Personally, I don’t think we are talking about this-or-that Boolean approach here. There is something that makes these concepts of Hadoop interesting and viable for organizations to start considering. Let me call out some of them (not exhaustive though)-
- Hadoop clusters can be on x86 commodity hardware
- No need build cubes for predictive analysis of large data
- Relational DB have their own limits on scale-out and scale-up scenarios
- Addition of scale-out options easy with Hadoop
With this steady stream of data, is this what the industry is also looking for? Check the McKinsey Global Institute – Big Data: The next frontier for innovation competition and productivity paper and the numbers are bind blowing.
- 1.5 million more data saavy managers in the US alone
- 140,000-190,000 deep analytical talent positions
- €250 billion Potential annual value to Europe’s public sector
- 15 out of 17 sectors in the US have more data stored per company than the US Library of Congress
Read the whitepaper and there are many more statistics that seem to make this Big Data really Big. Now take examples of big data patterns and sites like facebook or twitter with millions of data stream coming every minute and you want some analytics. Does this Big data architecture qualify here? or do you need a different architectural choices? Well, don’t forget to tune into our India TechEd Architecture track for the details :).
Microsoft Integration Points
From Microsoft, you are going to see lot of work to happen as it is data.
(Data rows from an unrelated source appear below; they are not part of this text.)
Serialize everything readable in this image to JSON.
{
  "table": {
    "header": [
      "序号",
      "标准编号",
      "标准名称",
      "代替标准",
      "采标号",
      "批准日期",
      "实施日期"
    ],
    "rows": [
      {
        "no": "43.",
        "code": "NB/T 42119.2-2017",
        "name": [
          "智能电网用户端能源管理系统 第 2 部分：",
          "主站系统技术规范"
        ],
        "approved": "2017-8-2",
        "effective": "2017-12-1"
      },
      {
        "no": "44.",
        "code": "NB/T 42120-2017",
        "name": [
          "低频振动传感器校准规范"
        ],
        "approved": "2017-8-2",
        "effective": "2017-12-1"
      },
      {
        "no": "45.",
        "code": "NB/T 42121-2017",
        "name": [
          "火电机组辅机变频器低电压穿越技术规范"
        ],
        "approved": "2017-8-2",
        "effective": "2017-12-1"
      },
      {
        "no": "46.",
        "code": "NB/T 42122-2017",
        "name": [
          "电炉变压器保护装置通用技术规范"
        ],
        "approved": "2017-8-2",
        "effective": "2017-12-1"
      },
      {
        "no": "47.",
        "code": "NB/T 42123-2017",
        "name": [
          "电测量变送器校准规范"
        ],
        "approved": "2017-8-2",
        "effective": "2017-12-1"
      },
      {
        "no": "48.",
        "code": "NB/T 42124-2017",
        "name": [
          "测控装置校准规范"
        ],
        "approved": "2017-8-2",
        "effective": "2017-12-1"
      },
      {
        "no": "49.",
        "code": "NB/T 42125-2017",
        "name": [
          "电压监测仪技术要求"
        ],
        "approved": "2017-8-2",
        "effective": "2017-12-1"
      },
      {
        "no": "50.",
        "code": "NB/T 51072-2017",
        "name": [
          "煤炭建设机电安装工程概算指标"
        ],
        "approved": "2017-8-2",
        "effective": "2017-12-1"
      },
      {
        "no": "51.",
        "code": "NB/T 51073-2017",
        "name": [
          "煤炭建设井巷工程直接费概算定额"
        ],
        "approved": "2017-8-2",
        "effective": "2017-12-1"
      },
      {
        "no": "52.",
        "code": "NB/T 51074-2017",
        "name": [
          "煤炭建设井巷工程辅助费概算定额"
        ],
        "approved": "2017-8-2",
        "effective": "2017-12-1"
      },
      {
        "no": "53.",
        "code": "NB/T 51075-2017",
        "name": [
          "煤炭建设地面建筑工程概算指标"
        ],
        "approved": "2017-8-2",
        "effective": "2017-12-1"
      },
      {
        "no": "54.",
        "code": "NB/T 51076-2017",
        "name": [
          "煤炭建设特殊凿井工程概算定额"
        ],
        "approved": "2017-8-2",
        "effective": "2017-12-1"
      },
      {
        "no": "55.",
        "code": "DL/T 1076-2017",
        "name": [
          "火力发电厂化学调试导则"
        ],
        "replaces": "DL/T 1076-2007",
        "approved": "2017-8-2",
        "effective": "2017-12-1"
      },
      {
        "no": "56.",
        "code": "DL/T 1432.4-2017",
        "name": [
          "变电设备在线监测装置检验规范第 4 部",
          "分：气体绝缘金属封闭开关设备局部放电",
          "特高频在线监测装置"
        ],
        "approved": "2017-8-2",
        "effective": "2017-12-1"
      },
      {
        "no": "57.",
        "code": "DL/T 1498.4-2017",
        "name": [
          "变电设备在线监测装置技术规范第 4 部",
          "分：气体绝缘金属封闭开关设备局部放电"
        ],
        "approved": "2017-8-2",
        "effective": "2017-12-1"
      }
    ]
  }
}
Applications like Excel, PowerPivot, Power View, SQL Server Analysis Services, SQL Server Reporting Services are some of the integration we have seen in the recent past at SQL PASS. More about this can be read from the MS Big data home site.
Channel-9 Video: Lynn Langit and Dave Nielsen discuss "Big Data" in the Cloud
MSR Research Paper on Big Data – gives a nice read
Another Research Paper: Big Data and Cloud Computing: New Wine or just New Bottles?
What we can see is, as we get to know this more recent phenomenon of Big Data even the cloud seems to embrace it with two hands. You are going to see some serious integration across the platform and it is a great sign for us –
- Connectors for Hadoop, integrating it with SQL Server and SQL Sever Parallel Data Warehouse.
- An ODBC driver for Hive, permitting any Windows application to access and run queries against the Hive data warehouse.
- An Excel Hive Add-in, which enables the movement of data directly from Hive into Excel or PowerPivot.
Where to start
I highly recommend using Apache Hadoop on Windows WIKI – please bookmark it. Now as a Microsoft ecosystem, there are 3 other interesting pages for reference you don’t want to miss.
On-Premise Deployment of Apache Hadoop for Windows
Windows Azure Deployment of Apache Hadoop for Windows
Windows Azure Deployment of Hadoop on the Elastic Map Reduce (EMR) Portal
This forms a great ecosystem from on-premise to the Cloud. As part of the whole bundle of links here, couldn’t resist from linking Rob Farley who has been kind enough to point out that Big Data now features in 24 hours of PASS too. Nice timing to talk more and more about Big data.
Personally, I see there is tons of learning with Big Data coming our way and 2012 will start the same conversation that we started about BI in Year 2005 timeframe. So get prepared for some Big Hype, Big Challenges, Big Insights and a Big Year of Big Data coming your way.